Un alone di mistero che alimenta l’attesa per la prima formazione ufficiale della stagione.
IL PESO DEI FAVORI DEL PRONOSTICO
Napoli favorito sì, ma non troppo, avverte Conte:
“Noi perdiamo un giocatore importante, però abbiamo anche uno scudetto sulle maglie, quindi inevitabile che siamo tra i favoriti. Ma lo scudetto non basta. Il campionato post scudetto 2023 deve essere da monito: quando siamo partiti favoriti siamo arrivati decimi”.
L’AMBIENTE E I TIFOSI
Domani al Mapei saranno circa 7-8 mila i tifosi azzurri, a rendere l’esordio una festa itinerante. Conte conosce bene la passione e la trasforma in responsabilità condivisa:
“L’anno scorso abbiamo dimostrato di reggere la pressione. Ora testa bassa e lavoriamo. Non sono un parolaio, preferisco i fatti. Dobbiamo restare compatti”.
LA SERIE A CHE RIPARTE
Non manca un accenno agli avversari e al nuovo campionato:
“Sarà un torneo difficile ed equilibrato.
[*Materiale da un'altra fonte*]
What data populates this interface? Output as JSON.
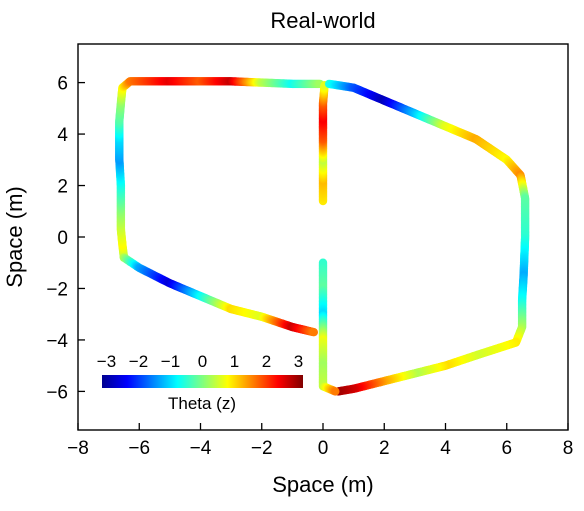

Torna Allegri, un grande allenatore. C’è Sarri, c’è Gasperini ora alla Roma, Pioli che ha già vinto. Armiamoci, perché ci sarà da combattere”.
Il Napoli parte da Reggio Emilia per difendere il suo scudetto e misurarsi con la sfida più grande: non fermarsi alla vetta, ma restarci. Conte l’ha ribadito: niente alibi, solo lavoro. Domani al Mapei inizia un nuovo viaggio, con il tricolore sul petto e la consapevolezza che la seconda volta, spesso, è più dura della prima.